Kathy's Other Stir Fry

by Kathy and Bruce Jacobs

Over the year's this site has been in existance, my stir fry recipe has been a favorite. While putting together the April 2004 class, I realized that the recipe I teach has evolved from the original. Here it is for your eating enjoyment. Let us know which you like best!

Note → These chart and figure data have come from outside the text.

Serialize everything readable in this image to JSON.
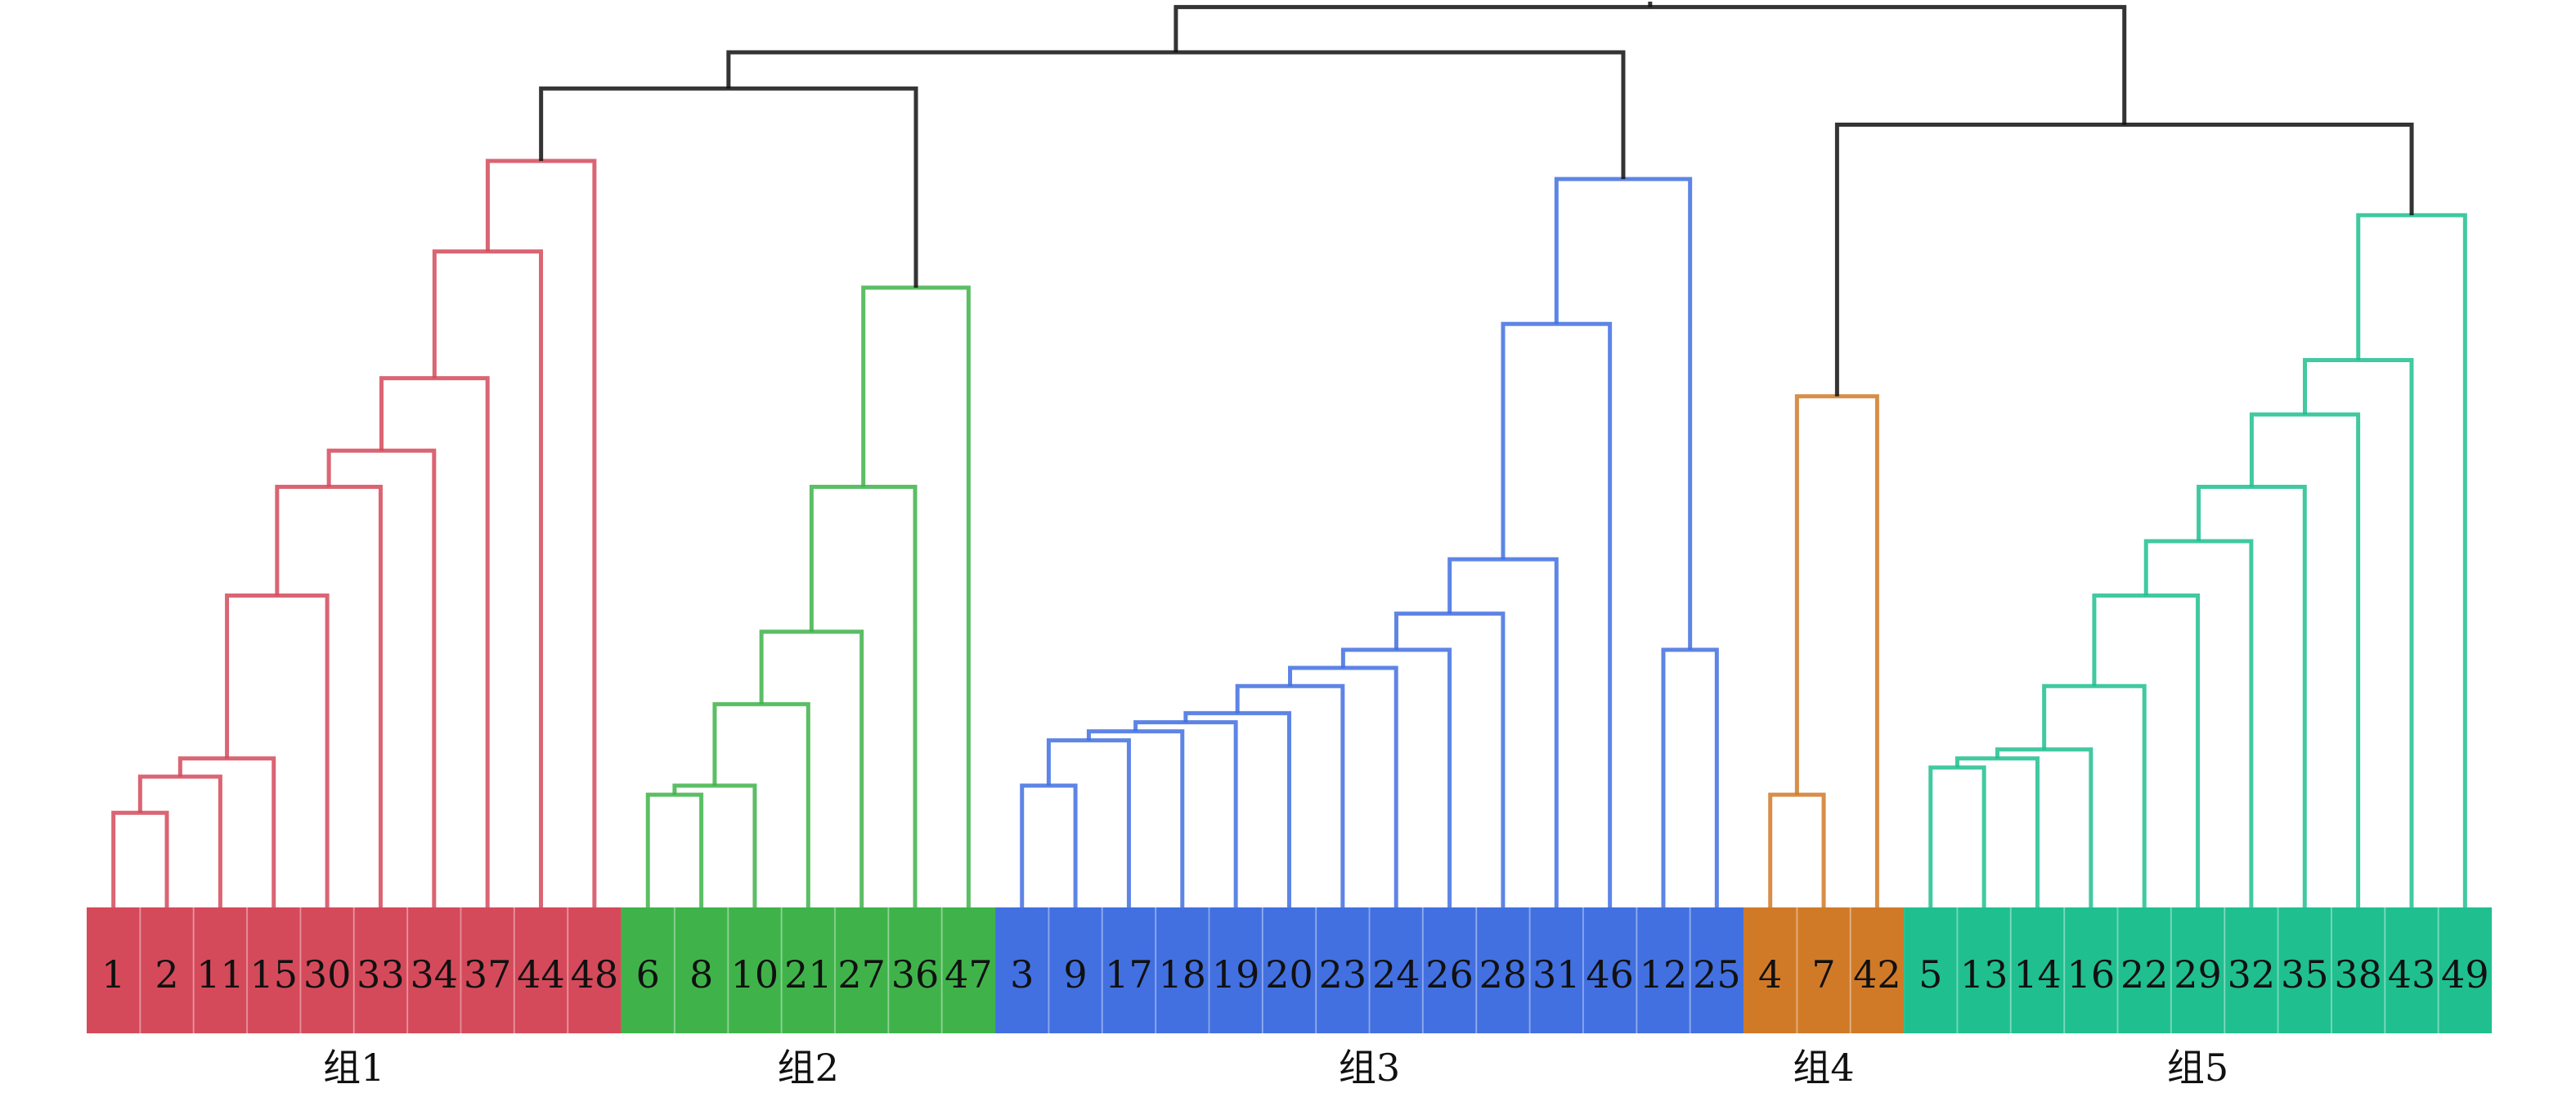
{
  "groups": [
    {
      "label": "组1",
      "color": "#d44a5b",
      "leaves": [
        "1",
        "2",
        "11",
        "15",
        "30",
        "33",
        "34",
        "37",
        "44",
        "48"
      ],
      "merges": [
        [
          "1",
          "2",
          0.05
        ],
        [
          "m0",
          "11",
          0.07
        ],
        [
          "m1",
          "15",
          0.08
        ],
        [
          "m2",
          "30",
          0.17
        ],
        [
          "m3",
          "33",
          0.23
        ],
        [
          "m4",
          "34",
          0.25
        ],
        [
          "m5",
          "37",
          0.29
        ],
        [
          "m6",
          "44",
          0.36
        ],
        [
          "m7",
          "48",
          0.41
        ]
      ]
    },
    {
      "label": "组2",
      "color": "#3fb34a",
      "leaves": [
        "6",
        "8",
        "10",
        "21",
        "27",
        "36",
        "47"
      ],
      "merges": [
        [
          "6",
          "8",
          0.06
        ],
        [
          "m0",
          "10",
          0.065
        ],
        [
          "m1",
          "21",
          0.11
        ],
        [
          "m2",
          "27",
          0.15
        ],
        [
          "m3",
          "36",
          0.23
        ],
        [
          "m4",
          "47",
          0.34
        ]
      ]
    },
    {
      "label": "组3",
      "color": "#4270e0",
      "leaves": [
        "3",
        "9",
        "17",
        "18",
        "19",
        "20",
        "23",
        "24",
        "26",
        "28",
        "31",
        "46",
        "12",
        "25"
      ],
      "merges": [
        [
          "3",
          "9",
          0.065
        ],
        [
          "m0",
          "17",
          0.09
        ],
        [
          "m1",
          "18",
          0.095
        ],
        [
          "m2",
          "19",
          0.1
        ],
        [
          "m3",
          "20",
          0.105
        ],
        [
          "m4",
          "23",
          0.12
        ],
        [
          "m5",
          "24",
          0.13
        ],
        [
          "m6",
          "26",
          0.14
        ],
        [
          "m7",
          "28",
          0.16
        ],
        [
          "m8",
          "31",
          0.19
        ],
        [
          "m9",
          "46",
          0.32
        ],
        [
          "12",
          "25",
          0.14
        ],
        [
          "m10",
          "m11",
          0.4
        ]
      ]
    },
    {
      "label": "组4",
      "color": "#d07a28",
      "leaves": [
        "4",
        "7",
        "42"
      ],
      "merges": [
        [
          "4",
          "7",
          0.06
        ],
        [
          "m0",
          "42",
          0.28
        ]
      ]
    },
    {
      "label": "组5",
      "color": "#20bf8f",
      "leaves": [
        "5",
        "13",
        "14",
        "16",
        "22",
        "29",
        "32",
        "35",
        "38",
        "43",
        "49"
      ],
      "merges": [
        [
          "5",
          "13",
          0.075
        ],
        [
          "m0",
          "14",
          0.08
        ],
        [
          "m1",
          "16",
          0.085
        ],
        [
          "m2",
          "22",
          0.12
        ],
        [
          "m3",
          "29",
          0.17
        ],
        [
          "m4",
          "32",
          0.2
        ],
        [
          "m5",
          "35",
          0.23
        ],
        [
          "m6",
          "38",
          0.27
        ],
        [
          "m7",
          "43",
          0.3
        ],
        [
          "m8",
          "49",
          0.38
        ]
      ]
    }
  ],
  "top_merges": [
    [
      "g0",
      "g1",
      0.45
    ],
    [
      "t0",
      "g2",
      0.47
    ],
    [
      "g3",
      "g4",
      0.43
    ],
    [
      "t1",
      "t2",
      0.495
    ]
  ],
  "top_link_color": "#111111"
}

3 to 4 cups of a variety of chopped, fresh vegetables:

  • Broccoli
  • Bell Peppers
  • Cauliflower
  • Red Onion
  • Carrots
  • 1 small bag frozen green beans
  • 1 small package frozen pea pods
  • 1 can minicorn cobs
  • 1 can water chestnuts
  • 1 can bamboo shoots
  • Oil

Stir Fry Sauce

  • 1 cup Teriyaki sauce
  • 1 tsp. 5-spice powder
  • 1 tbs. garlic powder
  • 1 tbs. cilantro
  • 2 tbs. sesame seeds (optional)
  • 2 tbs. soy sauce
  • 1 tbs. honey
  • 1 tsp. ground ginger
  • 1 tsp. sesame oil


  1. Mix sauce ingredients in zipper bag or covered bowl. Set aside in cooler to allow flavors to meld for 1 hour (minimum).
  2. Chop/slice/drain vegetables as appropriate. Store in zipper bags until ready to cook. (Note: Above steps can be done at home before trip if desired.)
  3. Start wood fire. When fire is hot, place wok on fire. Pour 2-3 tbs. of oil into wok and spread around with wok tools.
  4. When oil is hot, add cauliflower, carrots, broccoli. Stir until vegetables start to soften.
  5. Add onion, peppers, beans. Continue to stir until these vegetables have cooked slightly. (A good judge of this is when the onions start to wilt or change color.)
  6. Add remaining vegetables. Continue to stir. Add just enough sauce to coat the vegetables, stirring slowly. Place wok lid on wok and let steam for 2 to 3 minutes.
  7. Remove lid, toss vegetables again. Taste to see if they are done. If dish looks too dry, add more sauce to taste.
  8. Serve with extra sauce.


Just because the recipe doesn't list any meat, doesn't mean you can't. If you want to add meat, take about a third of the sauce and pour it in a ziploc with the meat before you put the sauce in the cooler to meld. Be sure to store both ziplocs in the cooler. When ready to cook, put your cut up meat in after the onions start to soften. Let the meat cook a few minutes before you add the remaining vegetables.